Seit April 2026 ist er Professor für Biochemie an der HMU Health and Medical University am Standort Düsseldorf/Krefeld.
Lehrtätigkeiten
Bereits während seines Studiums war Stefan Düsterhöft in die praktische Lehre eingebunden. Von 2008 bis 2010 unterstützte er die Planung, Vorbereitung und Betreuung des Biochemischen Grundpraktikums. Während seiner Promotion betreute er von 2011 bis 2014 das Biochemische Praktikum für Studierende der Medizin und Zahnmedizin in der Vorklinik.
Seit 2017 war Stefan Düsterhöft in die Lehre der Medizinischen Fakultät sowie der Fakultät für Mathematik und Naturwissenschaften der RWTH Aachen eingebunden. Seine Lehrformate umfassten Vorlesungen, Seminare, Praktika und Prüfungen für Studierende der Medizin, Zahnmedizin, Biologie sowie der Molekularen und Angewandten Biotechnologie. Inhaltliche Schwerpunkte seiner Lehre waren Biochemie, Molekularbiologie, Bioinformatik, Zellbiologie, Pharmakologie und Toxikologie.
An der RWTH Aachen betreute er zudem Bachelor- und Masterarbeiten sowie medizinische und naturwissenschaftliche Promotionen.
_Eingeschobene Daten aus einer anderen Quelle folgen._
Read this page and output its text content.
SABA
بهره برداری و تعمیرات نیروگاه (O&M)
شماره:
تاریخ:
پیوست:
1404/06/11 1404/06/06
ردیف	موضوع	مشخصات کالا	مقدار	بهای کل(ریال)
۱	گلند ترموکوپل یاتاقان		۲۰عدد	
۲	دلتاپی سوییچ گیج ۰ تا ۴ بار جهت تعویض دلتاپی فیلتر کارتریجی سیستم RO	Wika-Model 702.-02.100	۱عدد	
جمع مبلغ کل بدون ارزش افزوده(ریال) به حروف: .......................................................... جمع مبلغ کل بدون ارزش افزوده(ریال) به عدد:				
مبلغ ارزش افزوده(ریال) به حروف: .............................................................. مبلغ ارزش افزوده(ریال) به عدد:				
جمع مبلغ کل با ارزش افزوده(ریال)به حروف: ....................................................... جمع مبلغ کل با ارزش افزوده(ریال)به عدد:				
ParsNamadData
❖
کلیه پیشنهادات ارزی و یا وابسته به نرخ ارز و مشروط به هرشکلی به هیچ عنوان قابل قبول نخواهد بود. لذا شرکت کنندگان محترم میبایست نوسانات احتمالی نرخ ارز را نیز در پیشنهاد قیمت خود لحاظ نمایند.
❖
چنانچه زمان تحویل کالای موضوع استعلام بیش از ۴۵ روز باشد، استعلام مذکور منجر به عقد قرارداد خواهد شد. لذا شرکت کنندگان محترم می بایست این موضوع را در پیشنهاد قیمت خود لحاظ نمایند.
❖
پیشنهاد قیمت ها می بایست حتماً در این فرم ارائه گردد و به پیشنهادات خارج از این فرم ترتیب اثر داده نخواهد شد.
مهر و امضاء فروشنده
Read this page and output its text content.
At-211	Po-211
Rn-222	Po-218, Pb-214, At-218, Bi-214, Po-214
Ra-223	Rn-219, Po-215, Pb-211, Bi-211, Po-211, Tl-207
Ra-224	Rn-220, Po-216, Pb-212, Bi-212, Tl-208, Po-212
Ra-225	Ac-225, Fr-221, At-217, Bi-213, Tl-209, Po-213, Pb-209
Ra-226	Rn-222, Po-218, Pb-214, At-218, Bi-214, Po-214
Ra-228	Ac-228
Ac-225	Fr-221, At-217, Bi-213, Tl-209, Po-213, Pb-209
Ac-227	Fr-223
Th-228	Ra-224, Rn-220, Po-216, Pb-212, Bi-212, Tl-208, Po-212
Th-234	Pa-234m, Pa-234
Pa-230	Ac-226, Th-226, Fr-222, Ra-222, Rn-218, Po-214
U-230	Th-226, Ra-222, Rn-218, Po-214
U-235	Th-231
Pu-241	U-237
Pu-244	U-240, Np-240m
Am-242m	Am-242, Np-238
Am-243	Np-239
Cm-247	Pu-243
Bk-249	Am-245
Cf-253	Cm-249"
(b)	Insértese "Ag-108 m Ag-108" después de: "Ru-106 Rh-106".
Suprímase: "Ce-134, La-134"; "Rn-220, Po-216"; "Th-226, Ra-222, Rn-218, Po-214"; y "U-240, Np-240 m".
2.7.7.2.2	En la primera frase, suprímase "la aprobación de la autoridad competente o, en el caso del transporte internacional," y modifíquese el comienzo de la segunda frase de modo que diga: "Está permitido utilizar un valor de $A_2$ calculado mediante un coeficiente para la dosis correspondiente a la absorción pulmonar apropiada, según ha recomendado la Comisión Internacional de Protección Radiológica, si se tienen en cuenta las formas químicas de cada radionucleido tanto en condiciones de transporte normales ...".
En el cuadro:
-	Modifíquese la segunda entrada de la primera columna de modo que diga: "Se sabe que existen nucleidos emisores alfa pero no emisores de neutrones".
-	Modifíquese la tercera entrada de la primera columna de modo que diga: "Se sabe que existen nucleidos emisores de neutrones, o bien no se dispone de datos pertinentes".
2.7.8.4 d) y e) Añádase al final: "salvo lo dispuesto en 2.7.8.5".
An der HMU Health and Medical University lehrt Stefan Düsterhöft in den Fächern Biochemie und Molekularbiologie.
Forschungsschwerpunkte
Die Arbeitsgruppe von Stefan Düsterhöft untersucht, wie molekulare Signalnetzwerke in Gesundheit und Krankheit reguliert werden. Im Mittelpunkt stehen proteolytisch aktive Membrankomplexe, insbesondere iRhom-ADAM17- und ADAM10-assoziierte Signalprozesse. Diese Komplexe wirken an der Schnittstelle zwischen intra- und extrazellulärer Signalübertragung und beeinflussen Entzündung, Zell-Zell-Kommunikation, Gewebehomöostase, Infektion und Tumorprogression.
Ein weiterer Schwerpunkt liegt auf der KI-gestützten Analyse molekularer Netzwerke. Hierbei werden struktur- und interaktionsbasierte Vorhersagen mit Multiomics-Daten wie Proteomics, Interactomics, Transcriptomics, Kinomics und Mutationsdaten kombiniert. Ziel ist es, pathologische Signalnetzwerke funktionell zu kartieren, experimentell zu validieren und neue therapeutische Zielstrukturen zu identifizieren.
Der Fokus aktueller Projekte liegt auf der Regulation des iRhom-ADAM17-Komplexes in Entzündungsprozessen und in der Homöostase von Haut und Ösophagus. Dieses von der DFG geförderte Projekt befasst sich dabei unter anderem mit Krankheitsbildern wie Hyperkeratose und Ösophaguskarzinom. In weiteren Arbeiten wird ACE- und ACE2-Shedding im Kontext des Renin-Angiotensin-Systems und viraler Infektionen untersucht. Ergänzend dazu werden krankheitsrelevante Proteininteraktionen bei Krebs und entzündlichen Erkrankungen identifiziert.